We use a variety of techniques and mouse models of MS, as well as directly studying the human disease. We have a number of projects available that are suitable for both honours and PhD students who would like the opportunity to explore the interface of genetics, immunology and neuroscience.

TAM (Tyro3, Axl and Mertk) family

A particular focus of our research is the TAM (Tyro3, Axl and Mertk) family of receptors and their two ligands, Gas6 and Protein S. We have shown that Tyro3 modulates developmental myelination and promotes remyelination, an effect driven partially through Tyro3+ve oligodendrocytes although Tyro3+ve neurons may also be involved in this process.

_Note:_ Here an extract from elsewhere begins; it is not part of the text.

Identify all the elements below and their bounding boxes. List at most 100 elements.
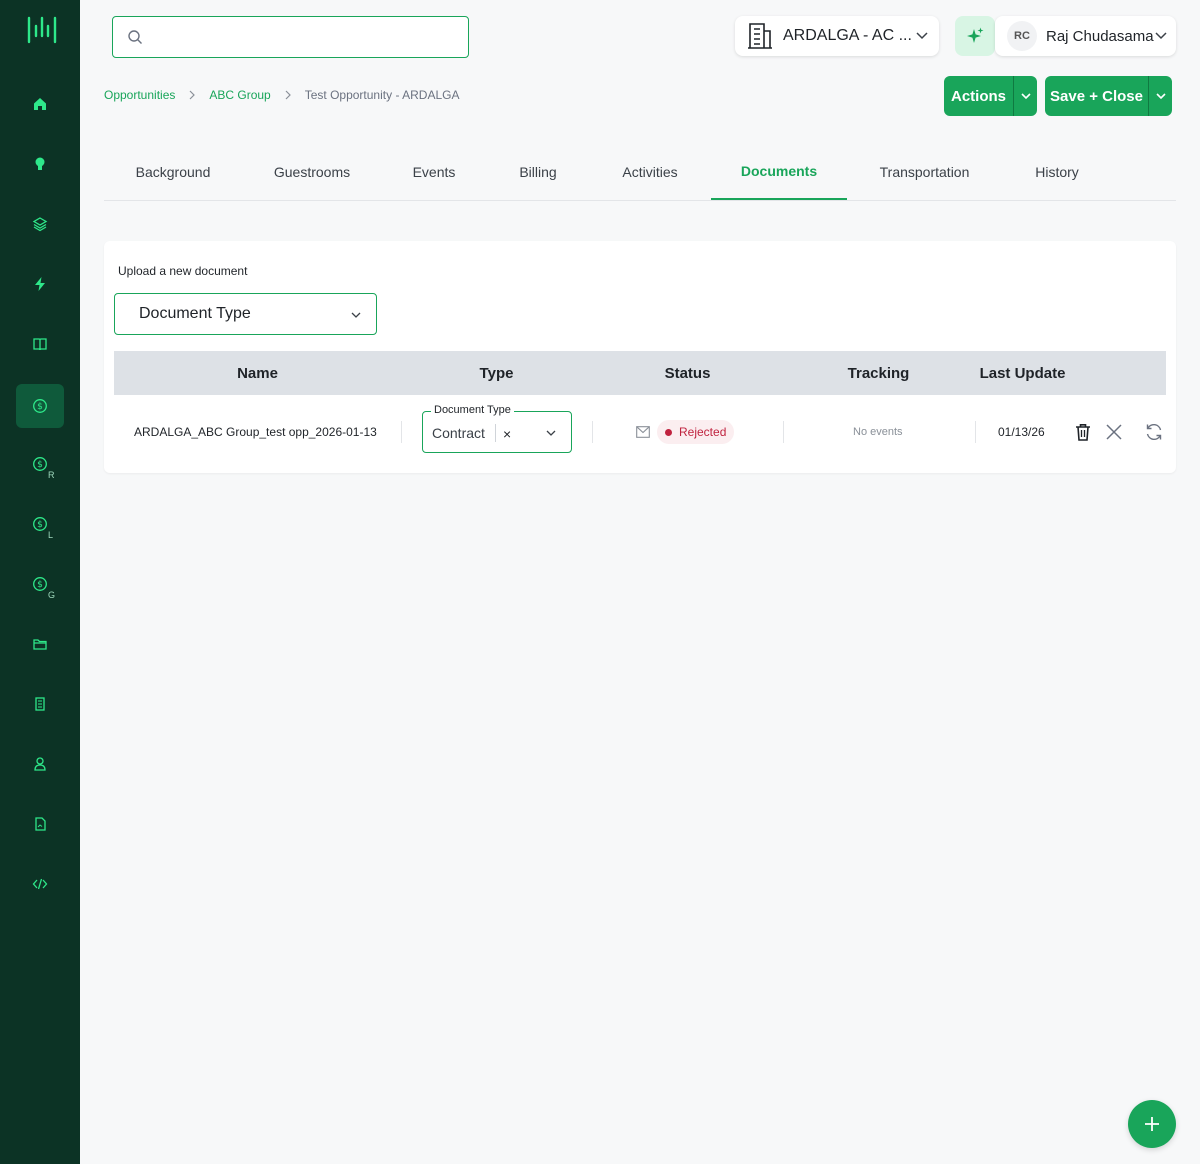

We have also identified that Mertk, which plays a central role in the clearance of apoptotic cells and myelin debris, is a risk gene for MS. Importantly, we have identified that the TAM ligand Gas6 plays a central role in regulating the response to myelin damage and repair. We are now focused on developing Gas6-based molecules as a treatment for MS.

The role of microglia in MS

In addition to our ongoing interest in TAM receptor signalling in MS, we have a strong interest in understanding the role of microglia in MS. Microglia are a type of immune cell found exclusively in the brain and spinal cord. In addition to their primary function of immune surveillance, microglia also play a vital role in supporting nerve cells and refining the connections between nerve cells.

Studies focusing on microglia in recent decades have begun to identify these cells as essential in outcomes of CNS disease. In certain circumstances, microglia are able to promote brain repair; thus, they are an excellent target for the development of new treatments for MS. This project focuses on manipulating microRNA (miRNA) to enhance their protective function.